Within 50 years, books were everywhere in Europe. We can trace errata back to Thomas More, saint, philosopher, author of Utopia, and the guy Henry the Eighth had killed for not letting him get a divorce. So, you know, an expert in mistakes.
“Thomas More standardized it," Churner said. She shows me one of More’s treatises from 1529: The "Dialogue of Divers Matters."
"It sets up this format where you have page number, line number, mistake and then correction, almost always in the pattern ‘for X read Y.'" (X being the mistake and Y being the correction.) “Which lends itself to beautiful and unexpected poetry, so that you get these little mistakes that are quite serendipitous.”
And sometimes they feel like a sly little bit of social commentary.
“One of my favorite examples from Coleridge in 1795," Churner said. "Where he says, on page 61, for ‘murder,’ read ‘fight for his king and country.’"
One of the most epic errata lists came in 1922, when James Joyce published his notoriously difficult novel ‘Ulysses.” Only, most of them weren’t even real mistakes.
“Ulysses, very famously, included a very long seven-page errata with hundreds of corrections, and many of these corrections were actually reintroducing mistakes that had been diligently removed by copy editors and proofreaders.”
Joyce filled “Ulysses” with his own idiosyncratic spellings and wordplay.

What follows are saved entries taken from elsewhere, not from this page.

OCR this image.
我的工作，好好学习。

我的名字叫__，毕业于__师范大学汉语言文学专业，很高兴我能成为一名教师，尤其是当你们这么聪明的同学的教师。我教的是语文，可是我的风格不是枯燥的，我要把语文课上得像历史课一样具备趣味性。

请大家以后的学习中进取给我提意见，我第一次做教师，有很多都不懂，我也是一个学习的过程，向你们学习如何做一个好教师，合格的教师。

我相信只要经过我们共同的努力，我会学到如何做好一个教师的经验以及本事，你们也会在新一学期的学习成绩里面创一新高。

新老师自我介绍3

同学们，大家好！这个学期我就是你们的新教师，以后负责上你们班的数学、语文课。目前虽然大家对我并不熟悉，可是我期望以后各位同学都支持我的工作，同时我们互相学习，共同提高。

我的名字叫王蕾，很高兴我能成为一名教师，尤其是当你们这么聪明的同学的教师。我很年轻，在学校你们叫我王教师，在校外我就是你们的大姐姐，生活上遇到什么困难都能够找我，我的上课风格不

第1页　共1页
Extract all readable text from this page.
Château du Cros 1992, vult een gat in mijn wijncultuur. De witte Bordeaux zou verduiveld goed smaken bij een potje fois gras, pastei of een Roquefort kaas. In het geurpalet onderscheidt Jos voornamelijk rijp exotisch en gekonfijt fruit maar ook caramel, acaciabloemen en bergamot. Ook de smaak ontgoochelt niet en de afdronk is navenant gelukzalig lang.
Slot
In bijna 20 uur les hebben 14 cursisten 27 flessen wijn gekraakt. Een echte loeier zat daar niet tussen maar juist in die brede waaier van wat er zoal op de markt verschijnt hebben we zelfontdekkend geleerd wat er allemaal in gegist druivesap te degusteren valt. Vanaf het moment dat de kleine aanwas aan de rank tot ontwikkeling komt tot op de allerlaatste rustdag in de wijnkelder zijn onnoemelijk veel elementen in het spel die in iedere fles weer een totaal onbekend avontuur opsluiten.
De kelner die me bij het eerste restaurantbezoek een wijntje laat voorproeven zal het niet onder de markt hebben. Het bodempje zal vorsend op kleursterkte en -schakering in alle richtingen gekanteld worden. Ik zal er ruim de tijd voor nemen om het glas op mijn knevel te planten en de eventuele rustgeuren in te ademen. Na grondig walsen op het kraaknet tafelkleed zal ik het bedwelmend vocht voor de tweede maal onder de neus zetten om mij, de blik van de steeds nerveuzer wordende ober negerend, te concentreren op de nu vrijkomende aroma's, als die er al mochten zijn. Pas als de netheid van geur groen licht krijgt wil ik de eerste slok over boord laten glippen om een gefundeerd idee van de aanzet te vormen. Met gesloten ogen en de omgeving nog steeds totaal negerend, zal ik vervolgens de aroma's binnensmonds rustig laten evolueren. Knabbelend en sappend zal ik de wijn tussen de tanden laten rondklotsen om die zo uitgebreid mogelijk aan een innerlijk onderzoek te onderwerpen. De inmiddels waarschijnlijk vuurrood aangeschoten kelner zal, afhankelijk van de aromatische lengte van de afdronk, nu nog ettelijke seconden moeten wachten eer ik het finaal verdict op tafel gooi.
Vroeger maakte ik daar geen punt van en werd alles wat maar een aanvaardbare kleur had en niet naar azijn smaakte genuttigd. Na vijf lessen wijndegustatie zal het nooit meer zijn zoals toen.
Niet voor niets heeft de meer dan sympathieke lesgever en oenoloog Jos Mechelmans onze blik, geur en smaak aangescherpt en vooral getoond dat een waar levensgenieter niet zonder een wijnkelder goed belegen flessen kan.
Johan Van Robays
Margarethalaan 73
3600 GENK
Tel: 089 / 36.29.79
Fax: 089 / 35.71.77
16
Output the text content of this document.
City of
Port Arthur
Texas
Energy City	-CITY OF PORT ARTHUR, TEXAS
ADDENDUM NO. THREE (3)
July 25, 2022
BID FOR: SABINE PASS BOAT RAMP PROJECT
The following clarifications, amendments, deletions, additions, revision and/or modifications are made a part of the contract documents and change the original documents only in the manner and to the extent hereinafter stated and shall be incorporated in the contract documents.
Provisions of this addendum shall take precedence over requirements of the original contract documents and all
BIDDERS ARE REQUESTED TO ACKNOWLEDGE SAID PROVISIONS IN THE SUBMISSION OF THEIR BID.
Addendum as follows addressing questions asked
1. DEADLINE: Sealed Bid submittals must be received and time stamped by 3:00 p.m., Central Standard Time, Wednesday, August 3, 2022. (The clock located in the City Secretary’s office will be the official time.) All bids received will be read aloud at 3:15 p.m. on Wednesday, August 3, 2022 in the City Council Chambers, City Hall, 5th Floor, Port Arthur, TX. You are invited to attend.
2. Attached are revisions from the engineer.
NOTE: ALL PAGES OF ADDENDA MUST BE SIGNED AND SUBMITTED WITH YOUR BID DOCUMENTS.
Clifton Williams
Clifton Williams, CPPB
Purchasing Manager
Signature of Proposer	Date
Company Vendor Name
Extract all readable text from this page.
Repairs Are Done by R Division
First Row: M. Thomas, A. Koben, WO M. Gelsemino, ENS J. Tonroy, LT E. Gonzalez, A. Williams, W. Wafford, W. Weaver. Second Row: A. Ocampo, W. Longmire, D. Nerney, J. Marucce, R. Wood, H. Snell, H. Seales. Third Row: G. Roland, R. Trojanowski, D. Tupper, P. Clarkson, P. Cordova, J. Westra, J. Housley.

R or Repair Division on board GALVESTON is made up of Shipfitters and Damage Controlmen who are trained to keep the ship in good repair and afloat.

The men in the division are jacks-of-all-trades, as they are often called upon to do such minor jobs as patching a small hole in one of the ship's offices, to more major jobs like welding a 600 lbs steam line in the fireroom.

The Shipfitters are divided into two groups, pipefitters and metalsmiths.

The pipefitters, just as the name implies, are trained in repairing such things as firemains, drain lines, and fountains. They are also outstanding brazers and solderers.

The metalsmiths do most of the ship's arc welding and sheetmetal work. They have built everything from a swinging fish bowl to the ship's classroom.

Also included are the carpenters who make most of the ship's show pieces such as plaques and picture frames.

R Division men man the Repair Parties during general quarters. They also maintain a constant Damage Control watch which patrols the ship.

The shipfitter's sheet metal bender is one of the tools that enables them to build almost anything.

Like spelling a character’s name differently at different points in the book. Which can look a lot like mistakes if you don’t get what he’s going for.
“He wanted mistakes. You know, the insistence that names be inconsistently spelled throughout Ulysses was something that a good proofreader would not allow. And for Joyce, it was necessary to show that he himself was sort of making fun of the reader, playing with the reader.”
James Joyce, weird little guy that he was, got a kick out of the whole thing.
"Joyce said when he was talking about this 1922 errata, ‘These are not misprints, but beauties of my style, hitherto undreamt of,'" Churner said.
That's where she and her co-curator, Geoff Kaplan, got the title of their exhibit -- ‘Beauties of My Style.’ Because mistakes can be beautiful.
“We gave a presentation to the librarians," Kaplan said. “And after the presentation, one of the librarians said, ‘In this moment of digitization and ever-increasing pressures of AI, the human error is something beautiful, something desirable, something that has a value and currency, something that has warmth and sensibility. That was a really nice perspective.”
Kaplan said you don’t see many errata lists in the backs of books anymore.
“It takes a lot fewer resources to produce a book now than 500 years ago," he said. "But maybe the question, too, is about accountability in a post-digital age. Like, how does a book get produced now? And in that mode of production, how is an error accounted for?”
Some books crowdsource their copy-editing to readers these days and publish the errata online. No need to stick inserts in the backs of books. Kaplan says this exhibit has him thinking about the psychology behind errata.
“Why do we make mistakes, and why are we compelled to correct them?" he said. "Why are some of them embarrassing? And why do we have these responses to this idea of a mistake, even the notion of a mistake can be bent and twisted?”
And maybe that question will lead to another exhibit someday. In the meantime, you can see ‘The Beauties of My Style: Errata and the Printed Mistake’ at Yale’s Sterling Memorial Library until November 29.